L’enseignement de Jésus sur le scandale fait aux petits. Qui sont-ils ces petits dont on doit éviter d’entraîner la chute. Des chrétiens humbles, confiants, parfois mal ou peu éclairés, qu’on risquerait de priver de leurs repères, plus gravement, de leur espérance, par des propos trop audacieux, trop désinvoltes aussi ? Oui, en partie. Mais aussi ceux qui s’embrouillent dans des situations morales difficiles, des questionnements religieux sans réponses apparentes, dans des attentes qui savent mal s’exprimer. Le scandale, l’occasion de faire chuter ne seraient pas prévenus par des paroles accommodantes, à la limites méprisantes, qui nous feraient taire nos propres convictions. Ce qui est l’attitude juste à leur égard, comme à l’égard de tous, c’est de retrouver le tact, la bonté et la vérité que Jésus a toujours manifesté pour les petits. Comme lui trouver le mot qu’il faut, sans taire la vérité, et puis, le silence qui guérit. Trouver la parole qui ne domine pas, ne condamne pas, mais respecte le mystère de Dieu et de chaque être humain. Un silence qui est compassion, partage de difficultés devant les manifestations étonnantes de la liberté de Dieu.

Et puis voici enfin ces paroles étranges sur la main, l’œil, le pied qu’il faudrait arracher s’ils conduisent au scandale de soi, et des autres. Dans la symbolique biblique la main est signe du partage, l’œil de la sagesse, le pied de l’agir, de l’action. Quel est alors le scandale possible ? Garder la main fermée sur ses biens, ses dons, le partage de son temps. Utiliser sa sagesse, son intelligence pour éblouir et pas pour éclairer, pour impressionner et pas pour chercher avec d’autres. Agir pour montrer sa force, son énergie, pour dominer, à la limite écraser, et pas pour aider, soutenir, prendre part aux peines et aux joies de l’autre.         

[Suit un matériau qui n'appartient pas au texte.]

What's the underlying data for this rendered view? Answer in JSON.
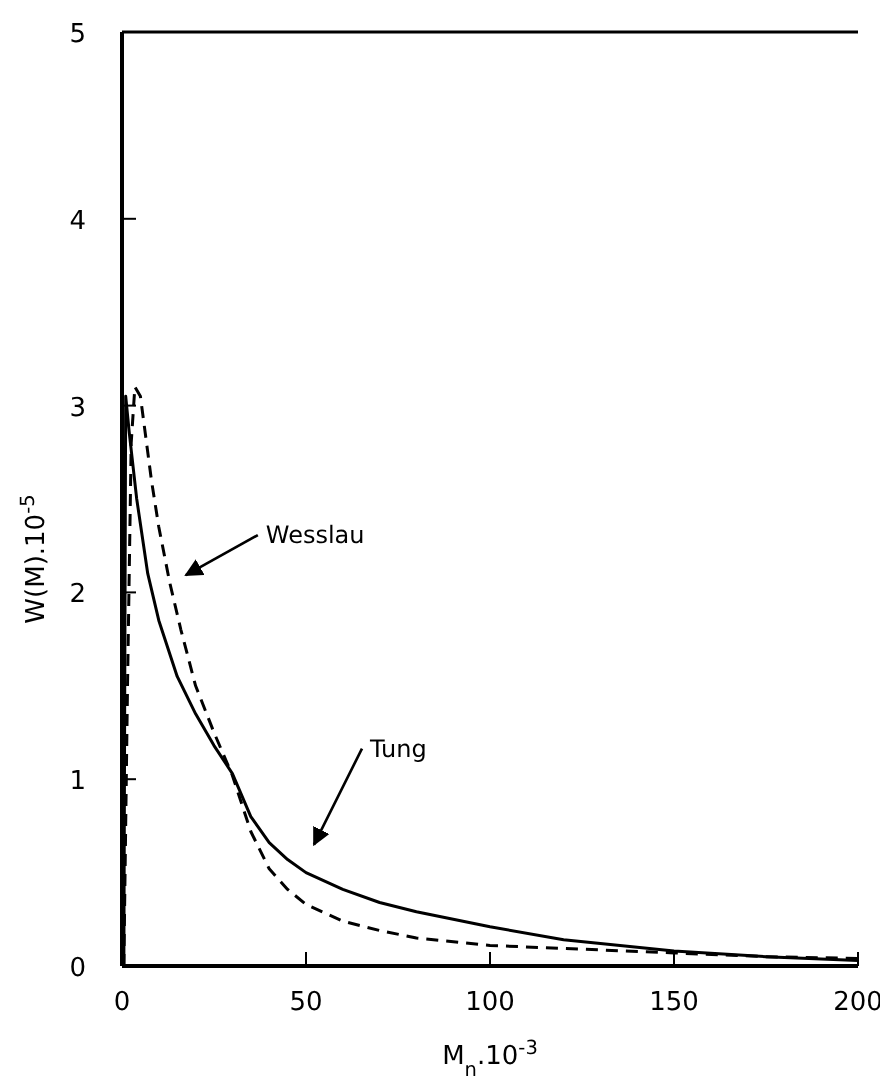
{
  "chart_data": {
    "type": "line",
    "xlabel": "M$_{n}$.10$^{-3}$",
    "ylabel": "W(M).10$^{-5}$",
    "xlim": [
      0,
      200
    ],
    "ylim": [
      0,
      5
    ],
    "xticks": [
      0,
      50,
      100,
      150,
      200
    ],
    "yticks": [
      0,
      1,
      2,
      3,
      4,
      5
    ],
    "grid": false,
    "marker": "none",
    "series": [
      {
        "color": "#000000",
        "line_style": "solid",
        "x": [
          0.5,
          1,
          2,
          4,
          7,
          10,
          15,
          20,
          25,
          30,
          35,
          40,
          45,
          50,
          60,
          70,
          80,
          100,
          120,
          150,
          175,
          200
        ],
        "values": [
          0,
          3.05,
          2.85,
          2.5,
          2.1,
          1.85,
          1.55,
          1.35,
          1.18,
          1.03,
          0.8,
          0.66,
          0.57,
          0.5,
          0.41,
          0.34,
          0.29,
          0.21,
          0.14,
          0.08,
          0.05,
          0.03
        ]
      },
      {
        "color": "#000000",
        "line_style": "dashed",
        "x": [
          0.5,
          1.5,
          2.5,
          3.5,
          5,
          6,
          8,
          10,
          13,
          16,
          20,
          25,
          30,
          35,
          40,
          45,
          50,
          60,
          70,
          80,
          100,
          125,
          150,
          175,
          200
        ],
        "values": [
          0,
          1.5,
          2.8,
          3.1,
          3.05,
          2.9,
          2.6,
          2.35,
          2.05,
          1.8,
          1.5,
          1.25,
          1.02,
          0.72,
          0.52,
          0.41,
          0.33,
          0.24,
          0.19,
          0.15,
          0.11,
          0.09,
          0.07,
          0.05,
          0.04
        ]
      }
    ],
    "annotations": [
      "Wesslau",
      "Tung"
    ]
  }
}
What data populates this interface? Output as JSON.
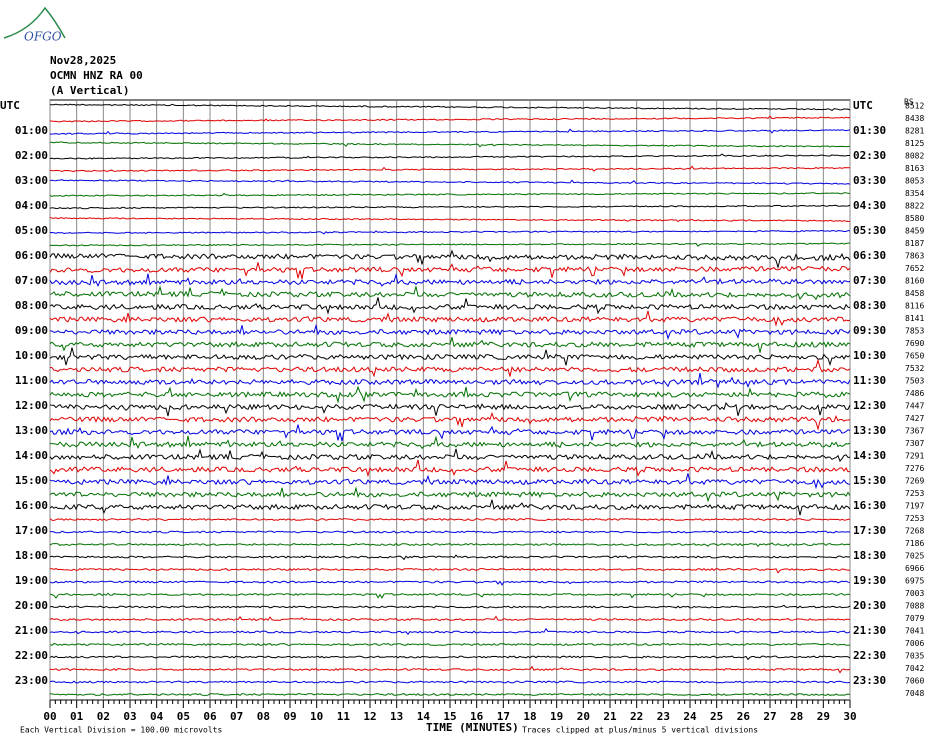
{
  "header": {
    "logo": "OFGO",
    "date": "Nov28,2025",
    "station": "OCMN HNZ RA 00",
    "component": "(A Vertical)"
  },
  "left_labels": [
    "UTC",
    "01:00",
    "02:00",
    "03:00",
    "04:00",
    "05:00",
    "06:00",
    "07:00",
    "08:00",
    "09:00",
    "10:00",
    "11:00",
    "12:00",
    "13:00",
    "14:00",
    "15:00",
    "16:00",
    "17:00",
    "18:00",
    "19:00",
    "20:00",
    "21:00",
    "22:00",
    "23:00"
  ],
  "right_labels": [
    "UTC",
    "01:30",
    "02:30",
    "03:30",
    "04:30",
    "05:30",
    "06:30",
    "07:30",
    "08:30",
    "09:30",
    "10:30",
    "11:30",
    "12:30",
    "13:30",
    "14:30",
    "15:30",
    "16:30",
    "17:30",
    "18:30",
    "19:30",
    "20:30",
    "21:30",
    "22:30",
    "23:30"
  ],
  "bias_label": "BS",
  "bias_values": [
    8512,
    8438,
    8281,
    8125,
    8082,
    8163,
    8053,
    8354,
    8822,
    8580,
    8459,
    8187,
    7863,
    7652,
    8160,
    8458,
    8116,
    8141,
    7853,
    7690,
    7650,
    7532,
    7503,
    7486,
    7447,
    7427,
    7367,
    7307,
    7291,
    7276,
    7269,
    7253,
    7197,
    7253,
    7268,
    7186,
    7025,
    6966,
    6975,
    7003,
    7088,
    7079,
    7041,
    7006,
    7035,
    7042,
    7060,
    7048
  ],
  "trace_colors": [
    "#000000",
    "#e00000",
    "#0000e0",
    "#007000"
  ],
  "x_labels": [
    "00",
    "01",
    "02",
    "03",
    "04",
    "05",
    "06",
    "07",
    "08",
    "09",
    "10",
    "11",
    "12",
    "13",
    "14",
    "15",
    "16",
    "17",
    "18",
    "19",
    "20",
    "21",
    "22",
    "23",
    "24",
    "25",
    "26",
    "27",
    "28",
    "29",
    "30"
  ],
  "x_title": "TIME (MINUTES)",
  "footer_left": "Each Vertical Division =  100.00 microvolts",
  "footer_right": "Traces clipped at plus/minus 5 vertical divisions"
}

Oui le scandale est possible alors à l’égard de qui partage ou rencontre notre vie. Il est possible aussi pour soi-même. Le scandale qui apparait à la conscience qui voit que malgré son affirmation de vivre selon l’Évangile, de prendre la route à la suite du Christ, d’être en communion avec les autres, la conscience qu’alors on est au service de soi seul, d’un accomplissement de soi égoïste.     
 
Nous avons entendu dans le texte évangélique de ce matin un enseignement, des consignes qui laissent une impression de décousu, et même de recousu comme en un patchwork. Comme si l’évangéliste Marc avait rassemblé à la suite des paroles prononcées en diverses circonstances et occasions. Et c’est très probablement ce qui a été fait. Peu surprenant alors que notre réflexion puisse aussi sembler aussi s’égarer en des voies diverses. Mais à regarder de plus près, comment ne pas constater que la lecture des paroles de Jésus présentées ainsi dans la lecture liturgique attirent l’attention sur un certain radicalisme évangélique. Un radicalisme qui n’est pas lourd ou uniquement sévérité quand il est entendu et écouté et vécu justement et vraiment dans une marche selon l’Évangile à la suite du Christ. Vécu en recherche de cohérence et dans une communion avec le Christ qui est lumière pour nous et révélation de notre liberté.